In Mark chapter 1, as Jesus begins his ministry at his first stop in the town of Capernaum, Jesus concludes his visit by saying to his disciples, “Let us go on to the neighbouring towns, so that I may proclaim the message there also; for that is what I came out to do.”
Jesus doesn’t stay a Capernaum. Jesus doesn’t stay at Simon’s house. Jesus could have stayed. The disciples were ready to stay. There were more sick people to be healed, more demons to cast out, and more folks were lined up to see him and to listen to him teach. All of these things that Jesus could have stayed to do are the things that Jesus was doing and things that he would continue to do in his ministry, the things he would send his disciples out to do, but in this passage Jesus reveals to us and his disciples that these things were not his only top priority. Another of Jesus’ top priorities was to proclaim the message of God.
Jesus must have felt the heavy weight of his decision. He was clearly considering staying. His disciples, whom Jesus had just called to him, must have assumed they would be staying. We are told that he needed to go off and pray to work it out with God. And his answer to his searching disciples highlights the equally important place that God has for spreading the message. He says to his disciples, “Let us go on to the neighbouring towns, so that I may proclaim the message there also; for that is what I came out to do.”

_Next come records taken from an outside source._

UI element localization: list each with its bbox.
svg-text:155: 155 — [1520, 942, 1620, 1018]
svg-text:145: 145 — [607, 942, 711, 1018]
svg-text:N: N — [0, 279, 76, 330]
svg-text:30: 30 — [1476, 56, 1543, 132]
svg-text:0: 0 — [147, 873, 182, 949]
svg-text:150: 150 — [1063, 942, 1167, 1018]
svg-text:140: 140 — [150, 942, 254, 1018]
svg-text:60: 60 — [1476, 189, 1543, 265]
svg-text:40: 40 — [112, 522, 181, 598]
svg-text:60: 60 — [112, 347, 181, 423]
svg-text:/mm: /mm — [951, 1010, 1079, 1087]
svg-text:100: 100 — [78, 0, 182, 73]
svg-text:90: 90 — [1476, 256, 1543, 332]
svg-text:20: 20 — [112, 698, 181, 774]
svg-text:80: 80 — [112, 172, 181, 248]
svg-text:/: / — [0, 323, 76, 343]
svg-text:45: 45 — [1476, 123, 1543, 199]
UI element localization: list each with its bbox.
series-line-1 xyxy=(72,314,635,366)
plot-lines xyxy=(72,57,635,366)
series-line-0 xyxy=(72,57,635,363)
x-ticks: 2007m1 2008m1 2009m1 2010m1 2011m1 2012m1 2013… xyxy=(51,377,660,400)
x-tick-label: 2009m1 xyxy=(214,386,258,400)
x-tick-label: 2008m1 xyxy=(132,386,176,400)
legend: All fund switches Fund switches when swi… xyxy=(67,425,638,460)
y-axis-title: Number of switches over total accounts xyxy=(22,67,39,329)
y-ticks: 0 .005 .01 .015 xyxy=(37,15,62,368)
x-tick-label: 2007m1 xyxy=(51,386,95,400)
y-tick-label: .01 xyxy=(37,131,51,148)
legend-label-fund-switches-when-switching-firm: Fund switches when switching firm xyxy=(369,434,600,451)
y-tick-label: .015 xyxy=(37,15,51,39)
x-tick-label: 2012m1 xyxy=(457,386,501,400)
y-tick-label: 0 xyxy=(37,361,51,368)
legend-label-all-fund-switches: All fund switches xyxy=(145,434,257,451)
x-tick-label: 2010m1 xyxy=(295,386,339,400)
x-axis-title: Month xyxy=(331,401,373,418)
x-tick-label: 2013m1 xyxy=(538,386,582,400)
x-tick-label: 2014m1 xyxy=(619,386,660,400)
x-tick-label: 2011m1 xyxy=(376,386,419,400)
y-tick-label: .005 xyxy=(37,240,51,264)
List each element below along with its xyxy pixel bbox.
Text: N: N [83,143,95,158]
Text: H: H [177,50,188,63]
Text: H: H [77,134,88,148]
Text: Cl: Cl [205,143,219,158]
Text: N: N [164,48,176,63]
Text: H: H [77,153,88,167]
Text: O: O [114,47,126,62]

A top priority of the church is and has always been the same as Jesus’, to proclaim the message of God. Proclaiming the message is outward and active. Proclaiming the message is about reaching out to those who haven’t heard and have yet to receive the message. It was the disciples and the people of the early church who did just that and who, even in the face of persecution, proclaimed the message so that in less than 300 years the Christians became the majority in their culture.
A couple of weeks ago, I spoke to you about some of my concerns for the Anglican Church in Georgetown. I presented you with some of the “head stuff”, facts, figures, and photographs that I hoped would paint a rough picture of how we Anglican’s have struggled to proclaim the message in the Georgetown area. We Anglicans have survived, but we have not found our way to thrive and grow as other Christian denominations so clearly have.
Today, as we reflect on this story from scripture, St. George’s, and the state of the Anglican Church in Georgetown, would it be so hard to imagine a similar outcome to the situation we find ourselves in to what might have happened if Jesus and the disciples had decided to stay at Simon’s house looking after the people of Capernaum? If they had stayed, Jesus and the disciples would have continued their work healing and teaching, but I wonder if Christianity would have ever spread across the world, if Jesus had not journeyed on and reached Jerusalem.
For a time, I believe that we Anglican’s have lingered in Capernaum. We have continued to teach and heal, and show compassion for one another, but I am concerned that we are in danger of losing the balance between acting out the message and proclaiming the message to those outside our doors. When we read through our annual reports and when we reflect on all that we have accomplished in the last year, we should be proud of what we have done in Jesus’ name. 2008 has seen us take some important steps toward strengthening our proclamation. For example, the transformation happening at the 11:15 service, we believe makes it more appealing to the younger families and those looking for worship with a less formal tone. Also important in 2008 was the impact of the leadership of The Rev’d Nancy Rowe in our parish, and in particular, in her efforts to help us stay connected to our baptismal families through the “First Steps” program. These new steps show our intention to reach out with the gospel message and make it known. In 2009, St. George’s must continue to work to restore the balance what we do for ourselves to grow in our faith and what we do to proclaim Christ’s message to our growing community.
With God’s help, we will renew our proclamation of the message of Jesus Christ, and we will open up to the people of our community an Anglican way of living in Christ’s Truth. I know that the way will not be easy and some of us will find it hard to change from what we have become used to here, living in Simon’s house. It is time to leave our comfortable way of doing things here at St. George’s. Will you come with me? Can we dare take this journey together?
Let us go on to the neighbouring community, so that we may proclaim the message there also; for that is what we came out to do.